Tuesday, November 09, 2004

One nation, handcuffed together


Here's a great editorial from the Minneapolis Star-Tribune:

One nation, handcuffed together

Deborah Ellsworth
November 6, 2004

So the old "Moral Majority" rose up again and swamped the boat this election. With war, global terrorism, unemployment, an elitist health-care system and other serious issues dominating this election, who saw this coming? Who saw this leviathan lurking beneath the surface?

The day after the election, vacuuming furiously while tears of despair ran down my face, I began thinking about the war in Iraq. Clearly this is an unjust war. But what is a just war?
Of course, World War II is always the first one mentioned. Then the next one that seems to come up is our Civil War. Surely, Abraham Lincoln had to fight the war to hold our country together. This has been ingrained in us since our elementary school days.

That's when it struck me: What if Lincoln had just let the South go? What if we now had a country on our southern border made up of the states that formed the Confederacy?
Hundreds of thousands of people wouldn't have died.

OK, the slaves wouldn't have been freed as soon. The Confederacy probably would have been the last holdout country with slaves, but at some point, it would have had to bow to world pressure and give up slavery. In the meantime, perhaps creative Abolitionists in the North would have found ways to make daring raids into the Confederacy, and the underground railroad would have still operated, and ... well, who knows what other methods for freeing the slaves might have arisen?

But think about it. If the South were its own country, then all those people who so desire it could have a Christian theocracy. They could have a country where the Bible is read in schools; where Creationism is taught in science class and evolution is not; where homosexuality would be against the law; where the Internet and Hollywood movies and rap music could be banned by law.

There would be trade relations between the Union of the United States and the Confederacy, and travel arrangements.

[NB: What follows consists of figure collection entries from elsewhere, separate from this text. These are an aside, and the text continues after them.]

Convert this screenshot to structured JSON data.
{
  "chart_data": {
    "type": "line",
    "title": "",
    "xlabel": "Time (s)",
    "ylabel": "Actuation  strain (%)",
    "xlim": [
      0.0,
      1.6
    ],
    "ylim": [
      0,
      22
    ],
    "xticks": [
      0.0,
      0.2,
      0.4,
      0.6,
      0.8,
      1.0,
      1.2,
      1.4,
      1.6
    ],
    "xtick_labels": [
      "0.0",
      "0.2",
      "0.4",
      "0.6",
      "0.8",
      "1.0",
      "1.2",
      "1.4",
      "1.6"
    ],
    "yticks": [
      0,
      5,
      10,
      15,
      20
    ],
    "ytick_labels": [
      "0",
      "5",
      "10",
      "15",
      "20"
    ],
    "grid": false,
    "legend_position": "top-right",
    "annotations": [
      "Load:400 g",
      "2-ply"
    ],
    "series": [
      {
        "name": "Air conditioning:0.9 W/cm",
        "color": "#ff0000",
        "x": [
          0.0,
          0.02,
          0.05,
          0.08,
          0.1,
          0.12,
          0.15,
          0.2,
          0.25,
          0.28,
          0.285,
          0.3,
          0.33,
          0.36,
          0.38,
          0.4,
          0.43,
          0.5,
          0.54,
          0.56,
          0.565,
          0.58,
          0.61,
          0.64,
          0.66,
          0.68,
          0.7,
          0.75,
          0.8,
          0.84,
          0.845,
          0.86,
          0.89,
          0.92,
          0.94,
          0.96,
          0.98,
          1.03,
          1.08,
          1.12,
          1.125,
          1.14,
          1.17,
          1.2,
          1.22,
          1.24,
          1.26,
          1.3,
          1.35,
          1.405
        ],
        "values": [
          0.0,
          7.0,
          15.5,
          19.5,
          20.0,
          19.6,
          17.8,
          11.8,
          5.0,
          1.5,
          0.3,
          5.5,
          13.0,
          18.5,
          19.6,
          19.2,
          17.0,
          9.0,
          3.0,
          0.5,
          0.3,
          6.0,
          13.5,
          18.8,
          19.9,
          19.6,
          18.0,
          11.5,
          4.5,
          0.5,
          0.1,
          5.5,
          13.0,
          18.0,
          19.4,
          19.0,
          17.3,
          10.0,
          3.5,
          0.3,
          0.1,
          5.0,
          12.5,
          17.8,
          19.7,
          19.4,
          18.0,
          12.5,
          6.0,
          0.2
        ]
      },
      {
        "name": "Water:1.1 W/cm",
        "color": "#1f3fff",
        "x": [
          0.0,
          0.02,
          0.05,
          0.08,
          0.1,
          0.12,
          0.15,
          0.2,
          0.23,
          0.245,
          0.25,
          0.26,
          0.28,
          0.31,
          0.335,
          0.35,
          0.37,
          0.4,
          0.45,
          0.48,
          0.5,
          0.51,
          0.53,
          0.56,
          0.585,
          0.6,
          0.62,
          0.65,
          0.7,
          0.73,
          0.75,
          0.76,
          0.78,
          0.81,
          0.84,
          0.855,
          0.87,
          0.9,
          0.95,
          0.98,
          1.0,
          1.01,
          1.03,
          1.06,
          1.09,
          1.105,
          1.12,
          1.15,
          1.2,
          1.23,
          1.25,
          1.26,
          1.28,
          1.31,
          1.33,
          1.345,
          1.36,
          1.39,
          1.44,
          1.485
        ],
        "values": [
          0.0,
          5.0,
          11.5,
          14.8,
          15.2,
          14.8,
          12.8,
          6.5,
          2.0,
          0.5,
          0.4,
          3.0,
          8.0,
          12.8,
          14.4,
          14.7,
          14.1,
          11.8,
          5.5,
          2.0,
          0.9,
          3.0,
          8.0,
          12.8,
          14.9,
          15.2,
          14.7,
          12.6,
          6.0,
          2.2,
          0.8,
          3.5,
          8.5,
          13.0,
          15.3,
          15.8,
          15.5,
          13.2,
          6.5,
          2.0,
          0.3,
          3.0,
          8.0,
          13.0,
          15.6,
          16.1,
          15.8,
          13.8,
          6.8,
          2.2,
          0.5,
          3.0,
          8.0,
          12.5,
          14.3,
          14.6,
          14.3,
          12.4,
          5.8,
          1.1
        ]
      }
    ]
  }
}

Also, evangelical Christians from the U. of the U.S. who desired to live in a Christian theocracy could emigrate to the Confederacy. Likewise, progressive-minded citizens from the South, as well as gays and others who would be persecuted, could immigrate here.
And then, maybe in the 2004 U. of U.S. election, these moral values would have prevailed: tolerance and respect for others; peace and justice; care for our needy citizens; scientific research to advance humankind; and care for the beautiful planet that God gave us.

Yes, I said the God word. I, too, am a Christian: a liberal, progressive Christian who believes that the moral values I just listed would be endorsed by Jesus Christ. And Buddha. And Mohammed. And of course, those dreaded secular humanists, Thomas Jefferson and Benjamin Franklin.

Yup, maybe Lincoln should have let the South go. As I understand it, many Southerners consider Yankees foreigners anyway.

Deborah Ellsworth, a teacher, lives in St. Louis Park.